Tuesday, September 13, 2011

Hypo Venture Capital Zurich Headlines: World markets tumble on renewed US recession fears

http://hypoventurecapital-news.com/category/financial/


Amid the uncertainty, traders pulled out of any risky investments — such as stocks, particularly financial ones, the euro and emerging market currencies — to pile into safe havens: U.S. Treasurys, the dollar, the Japanese yen and gold.
European shares slumped in early trading. Britain’s FTSE 100 dropped 2.9 percent to 5,136.36. Germany’s DAX fell 4.7 percent to 5,280.13, and France’s CAC-40 tumbled 4.6 percent to 3,003.64.
Markets in the U.S. were closed for the Labor Day holiday.
Banking stocks were among the hardest hit after the U.S. government sued 17 financial firms Friday for selling Fannie Mae and Freddie Mac billions of dollars worth of mortgage-backed securities that turned toxic when the housing market collapsed.
Among those targeted by the lawsuits were Bank of America, Citigroup, JP Morgan Chase and Goldman Sachs. Large European banks including The Royal Bank of Scotland, Barclays Bank and Credit Suisse were also sued.
Renewed jitters over the eurozone debt crisis also contributed to the slump in financial stocks amid concerns they would need to raise new capital. Deutsche Bank was down 9.4 percent in Frankfurt while Societe Generale in Paris shed 9 percent.
An international debt inspectors’ review of Greece’s finances was interrupted Friday amid disagreements over the country’s deficit figures. The review will be resumed in about 10 days and must be completed in order for the country
to receive its bailout loans at the end of the month.
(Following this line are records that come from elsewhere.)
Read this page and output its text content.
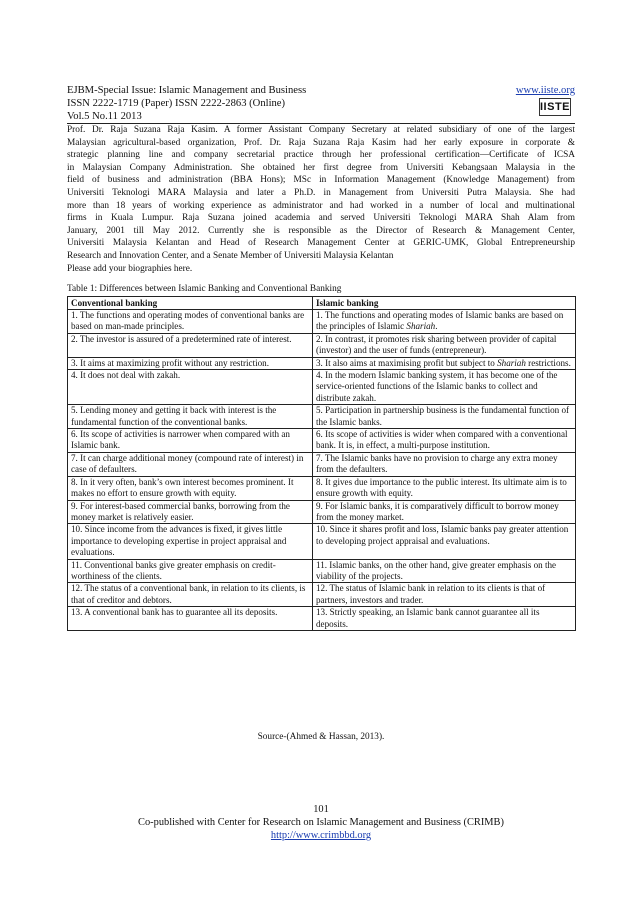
EJBM-Special Issue: Islamic Management and Business	www.iiste.org
ISSN 2222-1719 (Paper) ISSN 2222-2863 (Online)
Vol.5 No.11 2013
IISTE

Prof. Dr. Raja Suzana Raja Kasim. A former Assistant Company Secretary at related subsidiary of one of the largest

Malaysian agricultural-based organization, Prof. Dr. Raja Suzana Raja Kasim had her early exposure in corporate &

strategic planning line and company secretarial practice through her professional certification—Certificate of ICSA

in Malaysian Company Administration. She obtained her first degree from Universiti Kebangsaan Malaysia in the

field of business and administration (BBA Hons); MSc in Information Management (Knowledge Management) from

Universiti Teknologi MARA Malaysia and later a Ph.D. in Management from Universiti Putra Malaysia. She had

more than 18 years of working experience as administrator and had worked in a number of local and multinational

firms in Kuala Lumpur. Raja Suzana joined academia and served Universiti Teknologi MARA Shah Alam from

January, 2001 till May 2012. Currently she is responsible as the Director of Research & Management Center,

Universiti Malaysia Kelantan and Head of Research Management Center at GERIC-UMK, Global Entrepreneurship

Research and Innovation Center, and a Senate Member of Universiti Malaysia Kelantan

Please add your biographies here.

Table 1: Differences between Islamic Banking and Conventional Banking
Conventional banking	Islamic banking
1. The functions and operating modes of conventional banks are based on man-made principles.	1. The functions and operating modes of Islamic banks are based on the principles of Islamic Shariah.
2. The investor is assured of a predetermined rate of interest.	2. In contrast, it promotes risk sharing between provider of capital (investor) and the user of funds (entrepreneur).
3. It aims at maximizing profit without any restriction.	3. It also aims at maximising profit but subject to Shariah restrictions.
4. It does not deal with zakah.	4. In the modern Islamic banking system, it has become one of the service-oriented functions of the Islamic banks to collect and distribute zakah.
5. Lending money and getting it back with interest is the fundamental function of the conventional banks.	5. Participation in partnership business is the fundamental function of the Islamic banks.
6. Its scope of activities is narrower when compared with an Islamic bank.	6. Its scope of activities is wider when compared with a conventional bank. It is, in effect, a multi-purpose institution.
7. It can charge additional money (compound rate of interest) in case of defaulters.	7. The Islamic banks have no provision to charge any extra money from the defaulters.
8. In it very often, bank’s own interest becomes prominent. It makes no effort to ensure growth with equity.	8. It gives due importance to the public interest. Its ultimate aim is to ensure growth with equity.
9. For interest-based commercial banks, borrowing from the money market is relatively easier.	9. For Islamic banks, it is comparatively difficult to borrow money from the money market.
10. Since income from the advances is fixed, it gives little importance to developing expertise in project appraisal and evaluations.	10. Since it shares profit and loss, Islamic banks pay greater attention to developing project appraisal and evaluations.
11. Conventional banks give greater emphasis on credit-worthiness of the clients.	11. Islamic banks, on the other hand, give greater emphasis on the viability of the projects.
12. The status of a conventional bank, in relation to its clients, is that of creditor and debtors.	12. The status of Islamic bank in relation to its clients is that of partners, investors and trader.
13. A conventional bank has to guarantee all its deposits.	13. Strictly speaking, an Islamic bank cannot guarantee all its deposits.
Source-(Ahmed & Hassan, 2013).
101
Co-published with Center for Research on Islamic Management and Business (CRIMB)
http://www.crimbbd.org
Signs that the Italian government’s commitment to its austerity program is wavering have also shaken investors. Prime Minister Silvio Berlusconi’s government has backtracked on some deficit-cutting measures, prompting EU economic officials to urge it to stick to its promised plan.
The economic indicators, meanwhile, were mostly downbeat. Although retail sales in the eurozone rose unexpectedly in July, a survey of the services sector showed a slowdown across the continent for the fifth consecutive month.
The Purchasing Managers’ Index for the eurozone showed the services sector was still growing — unlike the manufacturing sector — but only barely. That will add pressure on the European Central Bank to keep interest rates on hold when it meets this week.